Of Balloons and Slingshots
Much of the support for the weakening of patent-protection has been backed by big tech lobbying at the expense of smaller, would-be competitors, according to critics like intellectual property lawyer Robert Taylor.
"In the matchup between David and Goliath, Goliath didn't need a slingshot; he only had to take David's away from him," said Taylor. "That's what large tech companies are doing with respect to small companies' patents."
It was against this backdrop that Malone's patent litigation battle unfolded.
Not long after Bunch O Balloons had arrived on retail shelves nationwide, TeleBrands – a large firm that invented the "As Seen On TV" method of selling products through pitchmen like Billy Mays – began selling a knock-off product.
From 2015 to 2019, Zuru, the L.A.-based company that had licensed Bunch O Balloons, pumped almost $100,000 a week into litigation and attorney and expert fees to sue TeleBrands, ultimately spending "$20 million in legal costs fighting over a stupid water balloon intellectual property," Malone said.
Ultimately, they prevailed. TeleBrands and several retailers were ordered to pay Malone and Zuru $31 million for infringing on their patent. They were also forced to permanently stop selling the knock-off product. Bunch O Balloons has now done nearly half a billion dollars in total sales.
Malone, who has since gone on to work as a full-time volunteer for patent-protection advocacy group US Inventor, says he is a rare exception. If not for his deep-pocketed backer, he said, he would have been another victim of an intellectual property system that he sees as rigged against the little guy.
"The average patent trial is about $450,000," said Smith. "That's nothing to FAANG companies, but that could eat up a startup's entire funding."

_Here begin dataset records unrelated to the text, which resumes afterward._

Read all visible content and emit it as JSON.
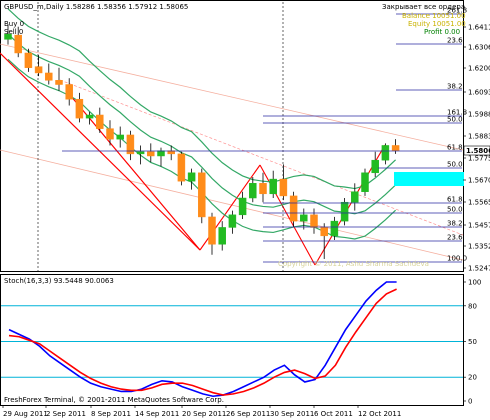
{
  "main_panel": {
    "header": "GBPUSD_m,Daily  1.58286 1.58356 1.57912 1.58065",
    "buy_text": "Buy 0",
    "sell_text": "Sell 0",
    "close_all_text": "Закрывает все ордера",
    "balance_text": "Balance 10051.00",
    "equity_text": "Equity 10051.00",
    "profit_text": "Profit 0.00",
    "watermark": "Copyright © 2011, Ashu Sharma Sachdeva",
    "fib_levels": [
      "261.8",
      "23.6",
      "38.2",
      "61.8",
      "50.0",
      "100.0",
      "161.8",
      "50.0",
      "61.8",
      "50.0",
      "38.2",
      "23.6",
      "100.0"
    ],
    "price_ticks": [
      "1.64110",
      "1.63060",
      "1.62000",
      "1.60930",
      "1.59880",
      "1.58830",
      "1.57755",
      "1.56700",
      "1.55650",
      "1.54570",
      "1.53520",
      "1.52470"
    ],
    "current_price": "1.58065"
  },
  "indicator_panel": {
    "label": "Stoch(16,3,3) 93.5448 90.0063",
    "ticks": [
      "100",
      "80",
      "50",
      "20",
      "0"
    ],
    "colors": {
      "main": "#0000ff",
      "signal": "#ff0000",
      "levels": "#00b4d8"
    }
  },
  "footer": {
    "copyright": "FreshForex Terminal, © 2001-2011 MetaQuotes Software Corp."
  },
  "time_axis": {
    "labels": [
      "29 Aug 2011",
      "2 Sep 2011",
      "8 Sep 2011",
      "14 Sep 2011",
      "20 Sep 2011",
      "26 Sep 2011",
      "30 Sep 2011",
      "6 Oct 2011",
      "12 Oct 2011"
    ]
  },
  "colors": {
    "bull": "#22bb22",
    "bear": "#ff8c1a",
    "ma": "#33a866",
    "trend": "#ff0000",
    "fib": "#2a2aa0",
    "cyan_zone": "#00ffff"
  },
  "chart_data": {
    "type": "candlestick",
    "symbol": "GBPUSD_m",
    "timeframe": "Daily",
    "ylim": [
      1.5247,
      1.6465
    ],
    "candles": [
      {
        "o": 1.6335,
        "h": 1.6405,
        "l": 1.631,
        "c": 1.636
      },
      {
        "o": 1.6355,
        "h": 1.6395,
        "l": 1.625,
        "c": 1.627
      },
      {
        "o": 1.627,
        "h": 1.629,
        "l": 1.618,
        "c": 1.62
      },
      {
        "o": 1.6205,
        "h": 1.626,
        "l": 1.616,
        "c": 1.6175
      },
      {
        "o": 1.6175,
        "h": 1.622,
        "l": 1.612,
        "c": 1.614
      },
      {
        "o": 1.614,
        "h": 1.62,
        "l": 1.609,
        "c": 1.612
      },
      {
        "o": 1.612,
        "h": 1.615,
        "l": 1.602,
        "c": 1.605
      },
      {
        "o": 1.605,
        "h": 1.608,
        "l": 1.594,
        "c": 1.596
      },
      {
        "o": 1.596,
        "h": 1.599,
        "l": 1.593,
        "c": 1.5975
      },
      {
        "o": 1.5975,
        "h": 1.601,
        "l": 1.589,
        "c": 1.591
      },
      {
        "o": 1.591,
        "h": 1.595,
        "l": 1.583,
        "c": 1.586
      },
      {
        "o": 1.586,
        "h": 1.592,
        "l": 1.582,
        "c": 1.588
      },
      {
        "o": 1.588,
        "h": 1.59,
        "l": 1.576,
        "c": 1.579
      },
      {
        "o": 1.579,
        "h": 1.583,
        "l": 1.574,
        "c": 1.58
      },
      {
        "o": 1.58,
        "h": 1.584,
        "l": 1.575,
        "c": 1.578
      },
      {
        "o": 1.578,
        "h": 1.582,
        "l": 1.573,
        "c": 1.5805
      },
      {
        "o": 1.5805,
        "h": 1.583,
        "l": 1.576,
        "c": 1.579
      },
      {
        "o": 1.579,
        "h": 1.58,
        "l": 1.564,
        "c": 1.566
      },
      {
        "o": 1.566,
        "h": 1.572,
        "l": 1.562,
        "c": 1.57
      },
      {
        "o": 1.57,
        "h": 1.572,
        "l": 1.546,
        "c": 1.549
      },
      {
        "o": 1.549,
        "h": 1.551,
        "l": 1.531,
        "c": 1.536
      },
      {
        "o": 1.536,
        "h": 1.547,
        "l": 1.533,
        "c": 1.544
      },
      {
        "o": 1.544,
        "h": 1.552,
        "l": 1.541,
        "c": 1.55
      },
      {
        "o": 1.55,
        "h": 1.561,
        "l": 1.548,
        "c": 1.558
      },
      {
        "o": 1.558,
        "h": 1.568,
        "l": 1.556,
        "c": 1.565
      },
      {
        "o": 1.565,
        "h": 1.57,
        "l": 1.556,
        "c": 1.56
      },
      {
        "o": 1.56,
        "h": 1.571,
        "l": 1.558,
        "c": 1.567
      },
      {
        "o": 1.567,
        "h": 1.574,
        "l": 1.557,
        "c": 1.559
      },
      {
        "o": 1.559,
        "h": 1.561,
        "l": 1.544,
        "c": 1.547
      },
      {
        "o": 1.547,
        "h": 1.553,
        "l": 1.543,
        "c": 1.55
      },
      {
        "o": 1.55,
        "h": 1.553,
        "l": 1.541,
        "c": 1.544
      },
      {
        "o": 1.544,
        "h": 1.546,
        "l": 1.529,
        "c": 1.54
      },
      {
        "o": 1.54,
        "h": 1.549,
        "l": 1.538,
        "c": 1.547
      },
      {
        "o": 1.547,
        "h": 1.558,
        "l": 1.545,
        "c": 1.556
      },
      {
        "o": 1.556,
        "h": 1.565,
        "l": 1.552,
        "c": 1.561
      },
      {
        "o": 1.561,
        "h": 1.572,
        "l": 1.559,
        "c": 1.57
      },
      {
        "o": 1.57,
        "h": 1.58,
        "l": 1.568,
        "c": 1.576
      },
      {
        "o": 1.576,
        "h": 1.584,
        "l": 1.574,
        "c": 1.583
      },
      {
        "o": 1.583,
        "h": 1.586,
        "l": 1.579,
        "c": 1.5806
      }
    ],
    "stochastic": {
      "main": [
        60,
        56,
        52,
        46,
        38,
        32,
        26,
        20,
        15,
        12,
        10,
        8,
        8,
        10,
        14,
        17,
        16,
        12,
        9,
        6,
        4,
        5,
        8,
        12,
        16,
        20,
        26,
        30,
        22,
        16,
        18,
        30,
        45,
        60,
        72,
        84,
        93,
        100,
        100
      ],
      "signal": [
        55,
        54,
        51,
        48,
        42,
        36,
        30,
        24,
        19,
        15,
        12,
        10,
        9,
        9,
        11,
        14,
        15,
        15,
        13,
        10,
        7,
        5,
        6,
        8,
        11,
        15,
        20,
        24,
        26,
        23,
        19,
        21,
        30,
        45,
        58,
        70,
        82,
        90,
        94
      ]
    }
  }
}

Adding more certainty over patent-eligibility and mitigating the power of the PTAB to invalidate patents are steps that the outgoing USPTO director, Andrei Iancu, took to strengthen patent protection. These decisions, Smith said, helped provide confidence to investors and lawyers working on contingency that it's worth putting up the fight against infringers.
Such changes were never codified into law, however, and the next director could take a new approach.
"There really is a chance to make a break (from weaker patent-protection), or do business as usual," Smith said.
Malone hopes for a course correction from what he and others view as an overreaction. "The problem with the efforts to stop the so-called patent troll is that they have thrown the baby out with the bathwater," he said.
The new USPTO director will inherit that legacy – and the power to decide what to do about it.